The distance between the topmost receiving system 7 and the mm-wave transmitting antenna 6 equals, e.g., 0.3 m. The receiving systems 7 are also spaced at approximately 0.3 m from each other. The receiving systems 7 have a range of reception of 360 approximately 135 receiving system 7 can also be advantageously subdivided into individual reception sectors with each reception section having a smaller angle range. Interfering multiple reflections of an arriving H.sub.01 wave, which may be present and arriving in different directions, can therefore be ignored. In the area of a receiving system 7, the H.sub.11 wave (mixer frequency) being guided in the circular waveguide 5 is coupled out via a slot located in the circular waveguide 5 and is fed into the receiving mixer 15. The mm-wave receiving antenna 14 of the receiving system 7, receives mm-waves from the surrounding environment. This mm-wave receiving antenna 14 can be designed, for example, as a microstrip antenna extending outside the outer tube 10. Mm-waves received by the mm-wave receiving antenna 14 are fed into the receiving mixer 15 along with the H.sub.11 wave from the circular wave guide 5. The receiving mixer then combines the received mm-waves from the environment and the H.sub.11 waves to form an intermediate frequency. In addition, a first intermediate frequency amplifier 16 (IF amplifier), which is preferably designed as a monolithically integrated component, is coupled to the receiving mixer 15. The output signal generated by the first IF amplifier is sent to a second IF amplifier, which is also arranged in the area of a receiving system 7.

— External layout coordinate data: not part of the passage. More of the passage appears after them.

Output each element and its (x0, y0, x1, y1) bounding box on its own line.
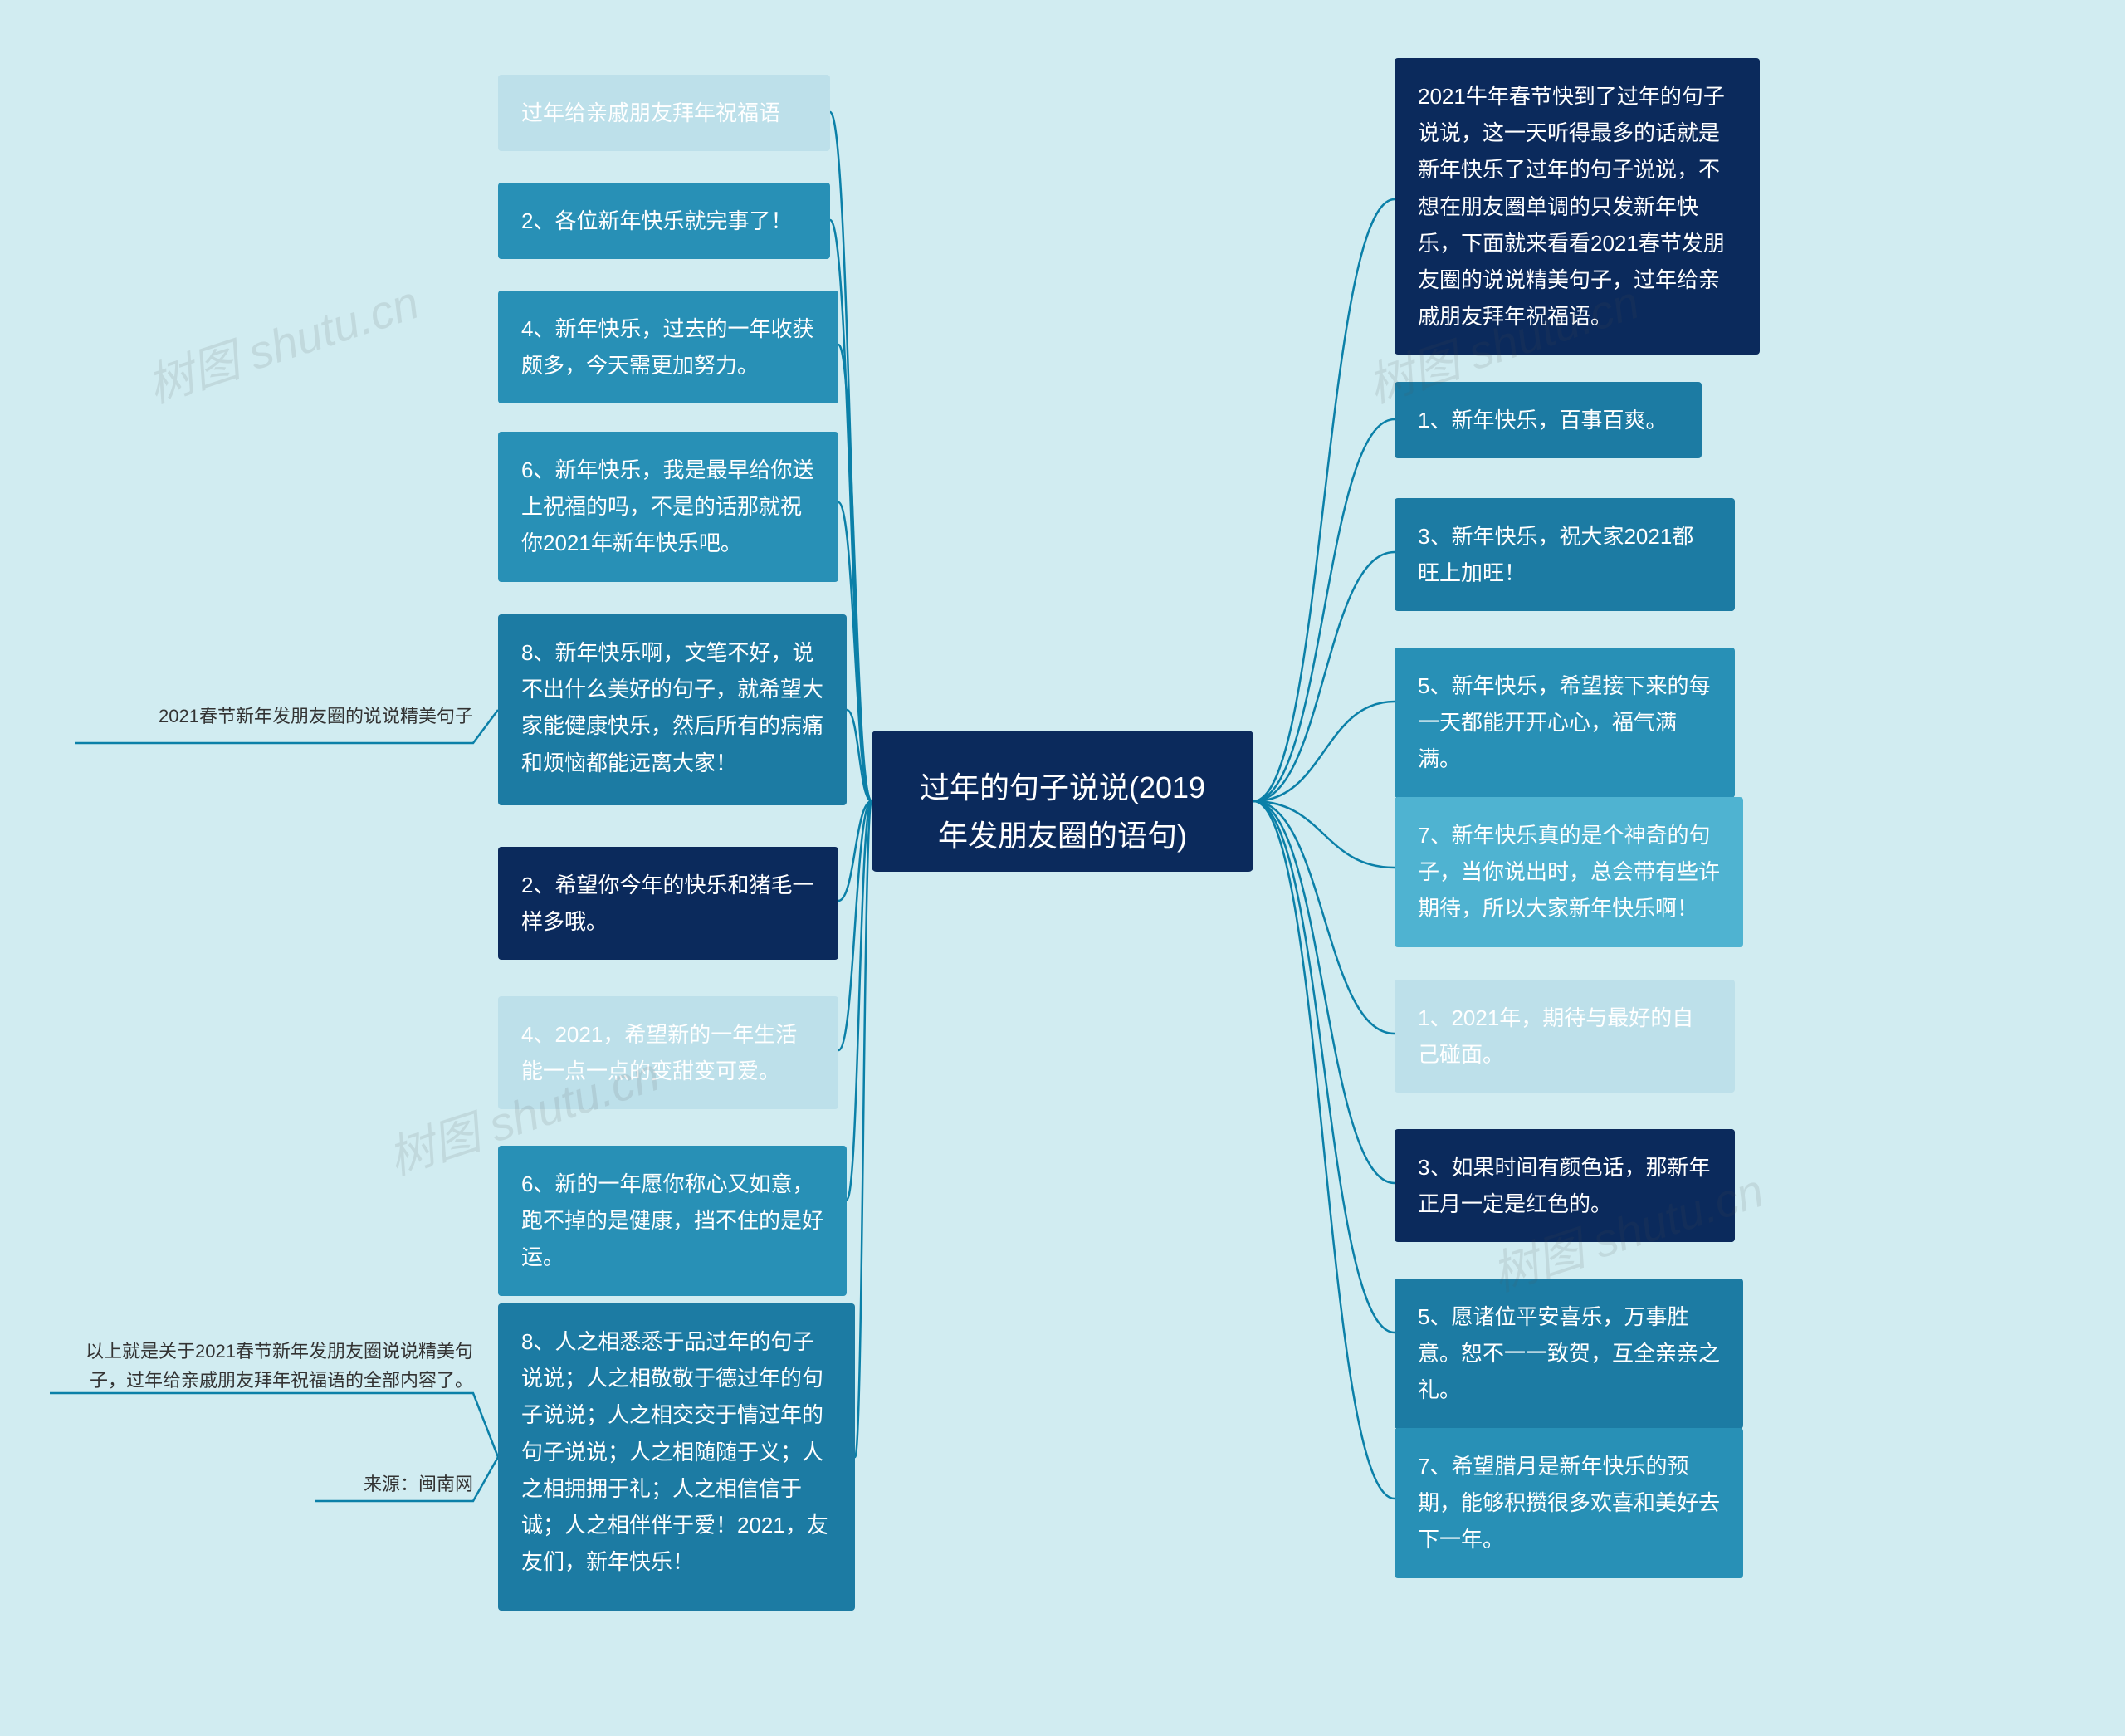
sub-label-0: 以上就是关于2021春节新年发朋友圈说说精美句子，过年给亲戚朋友拜年祝福语的全部… (50, 1337, 473, 1395)
sub-label: 2021春节新年发朋友圈的说说精美句子 (75, 702, 473, 731)
right-node-1: 1、新年快乐，百事百爽。 (1395, 382, 1702, 458)
right-node-0: 2021牛年春节快到了过年的句子说说，这一天听得最多的话就是新年快乐了过年的句子… (1395, 58, 1760, 355)
left-node-0: 过年给亲戚朋友拜年祝福语 (498, 75, 830, 151)
left-node-6: 4、2021，希望新的一年生活能一点一点的变甜变可爱。 (498, 996, 838, 1109)
right-node-3: 5、新年快乐，希望接下来的每一天都能开开心心，福气满满。 (1395, 648, 1735, 798)
right-node-6: 3、如果时间有颜色话，那新年正月一定是红色的。 (1395, 1129, 1735, 1242)
left-node-5: 2、希望你今年的快乐和猪毛一样多哦。 (498, 847, 838, 960)
right-node-8: 7、希望腊月是新年快乐的预期，能够积攒很多欢喜和美好去下一年。 (1395, 1428, 1743, 1578)
left-node-7: 6、新的一年愿你称心又如意，跑不掉的是健康，挡不住的是好运。 (498, 1146, 847, 1296)
right-node-4: 7、新年快乐真的是个神奇的句子，当你说出时，总会带有些许期待，所以大家新年快乐啊… (1395, 797, 1743, 947)
right-node-5: 1、2021年，期待与最好的自己碰面。 (1395, 980, 1735, 1093)
right-node-7: 5、愿诸位平安喜乐，万事胜意。恕不一一致贺，互全亲亲之礼。 (1395, 1279, 1743, 1429)
right-node-2: 3、新年快乐，祝大家2021都旺上加旺！ (1395, 498, 1735, 611)
sub-label-1: 来源：闽南网 (315, 1469, 473, 1499)
left-node-2: 4、新年快乐，过去的一年收获颇多，今天需更加努力。 (498, 291, 838, 403)
left-node-3: 6、新年快乐，我是最早给你送上祝福的吗，不是的话那就祝你2021年新年快乐吧。 (498, 432, 838, 582)
left-node-1: 2、各位新年快乐就完事了！ (498, 183, 830, 259)
center-node: 过年的句子说说(2019年发朋友圈的语句) (872, 731, 1253, 872)
left-node-4: 8、新年快乐啊，文笔不好，说不出什么美好的句子，就希望大家能健康快乐，然后所有的… (498, 614, 847, 805)
left-node-8: 8、人之相悉悉于品过年的句子说说；人之相敬敬于德过年的句子说说；人之相交交于情过… (498, 1303, 855, 1611)
watermark-0: 树图 shutu.cn (138, 266, 427, 417)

The output signals generated by the second IF amplifiers are synchronized with the LO and have a fixed (carrier) frequency, which is below that of the rod antenna, i.e., below the VHF frequency in this case. The output signals of the second IF amplifiers are coupled into the coaxial conductor, which is formed by the metal coatings of the circular waveguide 5 and of the outer tube 10, transmitted to the coupling circuit 3, and conducted from there into the diversity receiver 9 for further evaluation. In addition, the power supply for the active assemblies (mixer, IF amplifiers, etc.) belonging to each receiving system 7 is also ensured via the coaxial conductor. Each receiving system 7 is protected from interfering ambient effects by a radome 13.
While a specific embodiment of the invention has been shown and described in detail to illustrate the application of the principles of the invention, it will be understood that the invention may be embodied otherwise without departing from such principles.